Label-Free Analysis of Binding and Inhibition of SARS-Cov-19 Spike Proteins to ACE2 Receptor with ACE2-Derived Peptides by Surface Plasmon Resonance

Abstract

SARS-CoV-2 has been shown to enter and infect human cells via interactions between spike protein (S glycoprotein) and angiotensin-converting enzyme 2 (ACE2). As such, it may be possible to suppress the infection of the virus via the blocking of this binding interaction through the use of specific peptides that can mimic the human ACE 2 peptidase domain (PD) α 1-helix. Herein, we report the use of competitive assays along with surface plasmon resonance (SPR) to investigate the effect of peptide sequence and length on spike protein inhibition.
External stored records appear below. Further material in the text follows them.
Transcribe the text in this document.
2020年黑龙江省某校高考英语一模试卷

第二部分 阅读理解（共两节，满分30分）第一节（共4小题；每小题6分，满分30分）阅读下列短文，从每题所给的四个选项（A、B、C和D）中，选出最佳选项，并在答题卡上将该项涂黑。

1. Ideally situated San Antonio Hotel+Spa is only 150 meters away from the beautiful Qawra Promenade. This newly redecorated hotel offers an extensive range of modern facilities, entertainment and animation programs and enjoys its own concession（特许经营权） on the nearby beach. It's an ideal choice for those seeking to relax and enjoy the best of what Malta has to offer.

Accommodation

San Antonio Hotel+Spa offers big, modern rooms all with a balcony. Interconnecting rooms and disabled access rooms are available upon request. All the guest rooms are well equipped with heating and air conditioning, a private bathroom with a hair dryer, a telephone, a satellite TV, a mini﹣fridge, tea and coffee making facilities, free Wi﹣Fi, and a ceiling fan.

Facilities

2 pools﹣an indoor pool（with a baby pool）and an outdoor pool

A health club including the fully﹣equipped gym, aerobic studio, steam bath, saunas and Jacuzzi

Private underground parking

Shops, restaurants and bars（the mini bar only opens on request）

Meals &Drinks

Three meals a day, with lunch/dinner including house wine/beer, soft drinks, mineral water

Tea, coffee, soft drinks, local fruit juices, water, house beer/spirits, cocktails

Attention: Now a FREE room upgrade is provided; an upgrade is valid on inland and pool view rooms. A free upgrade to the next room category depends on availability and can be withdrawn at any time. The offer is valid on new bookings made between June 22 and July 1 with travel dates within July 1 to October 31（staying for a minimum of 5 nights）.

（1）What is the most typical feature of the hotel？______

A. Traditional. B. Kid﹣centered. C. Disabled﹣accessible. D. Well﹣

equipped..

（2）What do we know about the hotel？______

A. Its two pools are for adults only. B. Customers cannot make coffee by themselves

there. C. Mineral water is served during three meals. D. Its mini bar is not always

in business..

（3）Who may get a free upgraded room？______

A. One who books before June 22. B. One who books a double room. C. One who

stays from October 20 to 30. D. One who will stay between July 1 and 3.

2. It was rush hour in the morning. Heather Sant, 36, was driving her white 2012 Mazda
The characterization of these binding interactions helps us understand the mechanisms behind peptide-based viral blockage and develop SPR methodologies to quickly screen disease inhibitors. This work not only helps further our understanding of the important biological interactions involved in viral inhibition but will also aid in future studies that focus on the development of therapeutics and drug options. Two peptides of different sequence lengths, [30-42] and [22-44], based on the α 1-helix of ACE2 PD were selected for this fundamental investigation. In addition to characterizing their inhibitory behavior, we also identified the critical amino acid residues of the RBD/ACE2-derived peptides by combining experimental results and molecular docking modeling. While both investigated peptides were found to effectively block the RBD residues known to bind to ACE2 PD, our investigation showed that the shorter peptide was able to reach a maximal inhibition at lower concentrations. These inhibition results matched with molecular docking models and indicated that peptide length and composition are key in the development of an effective peptide for inhibiting biophysical interactions. The work presented here emphasizes the importance of inhibition screening and modeling, as longer peptides are not always more effective.

Keywords: COVID-19; SARS-CoV-2; biosensing; molecular docking; peptide inhibitors; surface plasmon resonance.

Figure 1.

(A) Schematic of the competitive assay. (B) Relative location of [30–42] peptide (purple) and [22–44] peptide (tan) corresponding to PDB ID: 6m0j

Figure 2.

Evaluation of blocking efficiency of the ACE2-derived peptides to the S-protein using competitive SPR. A) Specific binding measured for the S-protein on the surface with ACE2. B) SPR sensorgrams with [22–44] peptide. C) The change of SPR binding signal as a function of peptide cocentration. D) SPR sensorgrams with [30–42] peptide.

Figure 3.

A) and B) Dose-dependent blocking of the S-protein with [22–44] and [30–42] peptides. C) structural alignment of both the docked result of the peptide/RBD complex and the α 1 helix/RBD complex, constructed from the ACE2/RBD complex (PDB ID 6m0j).

Figure 4.

An illustration of the interacting interface of the SARS-CoV-2 receptor-binding domain (RBD) (cyan) and hACE2 (green) from PDB-ID: 6M0J. The key interacting residues are shown in close-up as insets. The table shows the interacting residues within a 3A° region analyzed using the PyMOL tool.

Figure 5.

Interaction of the A) [22–44] peptide B) [30–42] peptide (pink) with the SARS-CoV-2 receptor-binding domain (RBD) (gray). Molecular docking complex obtained with PachDock. The key interacting residues are shown in close-up as insets. The table shows the interacting residues within a 3A° region analyzed using the PyMOL tool.